De nos jours, les entreprises sont confrontées à une pression croissante pour réduire leurs émissions de carbone. Parmi les solutions adoptées, la compensation par crédit carbone est particulièrement en vogue. 

Pour certains, elle permet de financer des projets écologiques dans des pays en développement. Pour d’autres, c’est une stratégie de contournement qui permet aux entreprises d’afficher une neutralité carbone sans réellement transformer leurs activités polluantes. 

Alors, les crédits carbones sont-ils une vraie solution ou un simple pansement sur une plaie plus profonde ?

Qu’est-ce que les crédits carbones ?

L’origine des crédits carbones remonte à l’accord de Kyoto, signé en 1997, qui visait à réduire les émissions de six gaz à effet de serre, dont le CO2. Ce système repose sur un principe simple : chaque tonne de CO2 séquestrée ou non émise peut être convertie en un crédit carbone, ensuite vendu sur un marché spécialisé.

Les entreprises, notamment celles cherchant à atteindre la neutralité carbone, achètent ces crédits pour compenser leurs propres émissions. Des organismes comme l’ONU certifient ces crédits en évaluant l’impact réel des projets. Il existe aussi des certifications, comme la certification Bas Carbone, qui garantissent la qualité et l’efficacité des projets. Ces initiatives peuvent inclure des programmes de reforestation ou des transitions vers des sources d’énergie renouvelables.

Ce système repose sur une relation entre vendeurs et acheteurs. Les vendeurs de crédits sont souvent des pays en développement qui utilisent ces fonds pour financer leurs actions environnementales. 

Au Costa Rica, par exemple, l’utilisation des crédits carbones a joué un rôle clé dans la reforestation du pays, contribuant à porter la couverture forestière à 70 % du territoire, contre seulement 25 % en 1996. 

Grâce à ce mécanisme, le pays a pu valoriser ses forêts en générant des revenus tout en incitant les propriétaires terriens à préserver leurs espaces boisés. 


Ce système est particulièrement crucial pour les pays en développement, car il permet aux populations locales d’agir directement sur la préservation de leur environnement tout en soutenant leurs économies. 


Quels sont les risques et les limites de ce système ?

Malgré ses avantages, le système des crédits carbones présente de nombreuses limites. 

D’abord, il peut être une véritable source de profit pour certains acteurs peu scrupuleux. Afin de maximiser leurs gains, certains projets gonflent artificiellement leurs estimations pour générer des “crédits fantômes”, c’est-à-dire des crédits carbones qui ne correspondent pas à une réduction réelle des émissions. Ce type de dérives expose le système à des accusations de “greenwashing”.
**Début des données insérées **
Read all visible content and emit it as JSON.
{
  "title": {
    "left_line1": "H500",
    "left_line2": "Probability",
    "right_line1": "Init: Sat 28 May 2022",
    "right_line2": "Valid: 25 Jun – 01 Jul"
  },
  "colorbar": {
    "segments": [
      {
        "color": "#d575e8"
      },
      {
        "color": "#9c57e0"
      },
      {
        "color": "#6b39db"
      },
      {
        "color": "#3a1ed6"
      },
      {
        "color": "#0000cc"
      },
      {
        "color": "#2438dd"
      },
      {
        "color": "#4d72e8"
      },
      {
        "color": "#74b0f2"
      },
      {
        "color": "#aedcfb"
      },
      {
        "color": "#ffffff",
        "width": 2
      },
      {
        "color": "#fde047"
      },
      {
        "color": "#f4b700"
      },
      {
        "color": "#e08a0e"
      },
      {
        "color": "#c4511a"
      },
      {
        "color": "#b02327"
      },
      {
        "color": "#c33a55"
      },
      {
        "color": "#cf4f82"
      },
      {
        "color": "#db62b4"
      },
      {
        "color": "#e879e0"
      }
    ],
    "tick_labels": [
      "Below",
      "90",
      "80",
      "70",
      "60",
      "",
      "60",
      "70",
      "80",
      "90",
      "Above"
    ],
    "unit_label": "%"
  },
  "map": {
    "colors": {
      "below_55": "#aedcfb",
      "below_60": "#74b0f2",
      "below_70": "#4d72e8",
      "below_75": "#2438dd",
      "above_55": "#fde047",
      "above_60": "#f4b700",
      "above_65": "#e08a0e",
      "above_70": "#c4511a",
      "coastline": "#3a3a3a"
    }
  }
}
Face à ces abus, la nécessité d’une régulation accrue se fait sentir. Lors de la COP 29, ces enjeux de transparence et de contrôle ont été abordés, mais reste à voir comment ces mesures seront mises en application.

Autre problème majeur : la compensation carbone ne peut pas constituer une solution durable. 

Un vendeur de crédits carbone séquestre une tonne de CO2, mais son acheteur continue d’en émettre une quantité équivalente tout en la déduisant de son bilan carbone. 

Or, pour atteindre la neutralité carbone d’ici 2050, il est indispensable de réduire drastiquement les émissions mondiales. Avec 40 milliards de tonnes de CO2 rejetées chaque année, il serait impossible de compenser toutes ces émissions uniquement par la reforestation.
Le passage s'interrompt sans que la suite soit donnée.